-0924gospel5-kh.jpg20060924Last week, I was sitting in my hospital office when I received an e-mailed news release from First Baptist Church of Charleston, S.C., asking me to encourage readers to participate in the eighth annual “Say Something Nice Sunday” on June 1.

You’ll not yet find the day on your calendar, but event organizers are hoping to encourage people to use the day to take a two-part Civility Pledge. Participants will promise first to “Refrain from saying anything ugly, demeaning or derogatory to anyone in my workplace,” and second, “to say something nice, uplifting or encouraging.”

Well, I thought as I left the office to visit patients, ‘this should be easy.’ After all, chaplains get paid to avoid derogatory comments and promote uplifting things.

I stopped by the bustling nurses’ station, where I saw an opportunity to kick off my pledge drive. Behind the desk sat a familiar doctor wearing a bright, checked shirt.

“I like that pink shirt, doctor,” I said.

He responded with a flippant glare.

“He doesn’t think it’s pink,” his nurse said in his defense. “He says it’s orange.”

“Aren’t those red squares on a white background?” I asked her. “Don’t red and white make pink?”

“I tried to tell him that,” she whispered. The doctor dismissively swiveled his chair away from us.

This “nice” stuff wasn’t as easy as the news release made it sound. I was beginning to wonder if nice guys really do finish last.

An hour later, I was back in my office charting patient visits when my email program chirped. Hoping the Baptists were sending revised instructions, I quickly checked my inbox.

The e-mail was from Rev. Christopher Flesoras, a Greek Orthodox priest and a newly commissioned chaplain in the Air National Guard. Flesoras is in line to replace me when I retire, and his e-mail contained a nice thank you for my mentorship.

He sounded as if he could be bucking to become grand marshal of the Say Something Nice Sunday Parade, even.

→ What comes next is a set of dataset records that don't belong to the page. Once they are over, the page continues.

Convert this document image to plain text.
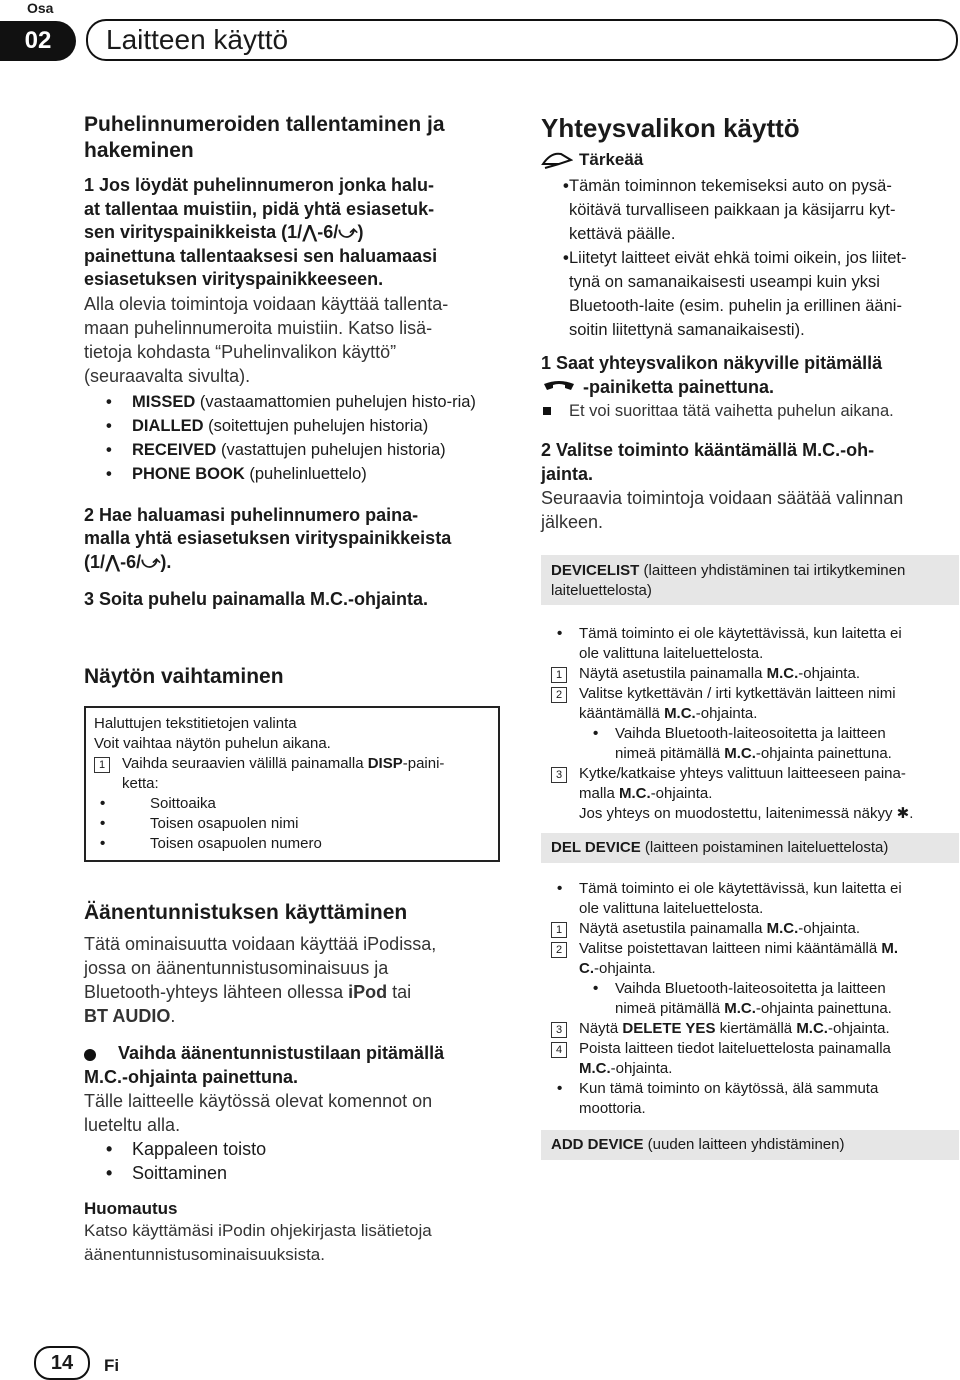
Osa
02	Laitteen käyttö
Puhelinnumeroiden tallentaminen ja
hakeminen
1 Jos löydät puhelinnumeron jonka halu-
at tallentaa muistiin, pidä yhtä esiasetuk-
sen virityspainikkeista (1/⋀-6/⤻)
painettuna tallentaaksesi sen haluamaasi
esiasetuksen virityspainikkeeseen.
Alla olevia toimintoja voidaan käyttää tallenta-
maan puhelinnumeroita muistiin. Katso lisä-
tietoja kohdasta “Puhelinvalikon käyttö”
(seuraavalta sivulta).
• MISSED (vastaamattomien puhelujen histo-ria)
• DIALLED (soitettujen puhelujen historia)
• RECEIVED (vastattujen puhelujen historia)
• PHONE BOOK (puhelinluettelo)
2 Hae haluamasi puhelinnumero paina-
malla yhtä esiasetuksen virityspainikkeista
(1/⋀-6/⤻).
3 Soita puhelu painamalla M.C.-ohjainta.
Näytön vaihtaminen
Haluttujen tekstitietojen valinta
Voit vaihtaa näytön puhelun aikana.
1	Vaihda seuraavien välillä painamalla DISP-paini-
ketta:
• Soittoaika
• Toisen osapuolen nimi
• Toisen osapuolen numero
Äänentunnistuksen käyttäminen
Tätä ominaisuutta voidaan käyttää iPodissa,
jossa on äänentunnistusominaisuus ja
Bluetooth-yhteys lähteen ollessa iPod tai
BT AUDIO.
Vaihda äänentunnistustilaan pitämällä
M.C.-ohjainta painettuna.
Tälle laitteelle käytössä olevat komennot on
lueteltu alla.
• Kappaleen toisto
• Soittaminen
Huomautus
Katso käyttämäsi iPodin ohjekirjasta lisätietoja
äänentunnistusominaisuuksista.
Yhteysvalikon käyttö
Tärkeää
• Tämän toiminnon tekemiseksi auto on pysä-
köitävä turvalliseen paikkaan ja käsijarru kyt-
kettävä päälle.
• Liitetyt laitteet eivät ehkä toimi oikein, jos liitet-
tynä on samanaikaisesti useampi kuin yksi
Bluetooth-laite (esim. puhelin ja erillinen ääni-
soitin liitettynä samanaikaisesti).
1 Saat yhteysvalikon näkyville pitämällä
-painiketta painettuna.
Et voi suorittaa tätä vaihetta puhelun aikana.
2 Valitse toiminto kääntämällä M.C.-oh-
jainta.
Seuraavia toimintoja voidaan säätää valinnan
jälkeen.
DEVICELIST (laitteen yhdistäminen tai irtikytkeminen
laiteluettelosta)
• Tämä toiminto ei ole käytettävissä, kun laitetta ei
ole valittuna laiteluettelosta.
1	Näytä asetustila painamalla M.C.-ohjainta.
2	Valitse kytkettävän / irti kytkettävän laitteen nimi
kääntämällä M.C.-ohjainta.
• Vaihda Bluetooth-laiteosoitetta ja laitteen
nimeä pitämällä M.C.-ohjainta painettuna.
3	Kytke/katkaise yhteys valittuun laitteeseen paina-
malla M.C.-ohjainta.
Jos yhteys on muodostettu, laitenimessä näkyy ✱.
DEL DEVICE (laitteen poistaminen laiteluettelosta)
• Tämä toiminto ei ole käytettävissä, kun laitetta ei
ole valittuna laiteluettelosta.
1	Näytä asetustila painamalla M.C.-ohjainta.
2	Valitse poistettavan laitteen nimi kääntämällä M.
C.-ohjainta.
• Vaihda Bluetooth-laiteosoitetta ja laitteen
nimeä pitämällä M.C.-ohjainta painettuna.
3	Näytä DELETE YES kiertämällä M.C.-ohjainta.
4	Poista laitteen tiedot laiteluettelosta painamalla
M.C.-ohjainta.
• Kun tämä toiminto on käytössä, älä sammuta
moottoria.
ADD DEVICE (uuden laitteen yhdistäminen)
14	Fi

But his note, like his recent life, took a solemn turn. Flesoras asked for prayers for his 41-year-old wife, Krissy as she undergoes more clinical trials for lung cancer.

“Please ask your readers to pray for Krissy,” he said. “Every prayer lifted up and intercession with God is a blessing for her, and by extension, for our family.”

This athletic mother of two had been battling lung cancer for the past two years. And, before you ask, she never smoked cigarettes. In fact, she’s the one of out every nine lung cancer victims stricken through apparently no fault of their own.

Wow. Here was a guy who took a moment, literally on his way to the doctor’s office with his sick wife, to say something nice to me. His words were a true reflection of Apostle Paul’s admonition in Colossians 4:5-6.

“Be gracious in your speech. The goal is to bring out the best in others in a conversation, not put them down, not cut them out” (The Message).

At the end of the day, I’ll be taking the “Say Something Nice” pledge because people like Flesoras inspire me to believe that being nice to others just might help our world. But just to be clear, I’m thinking we’ll need more than a Sunday.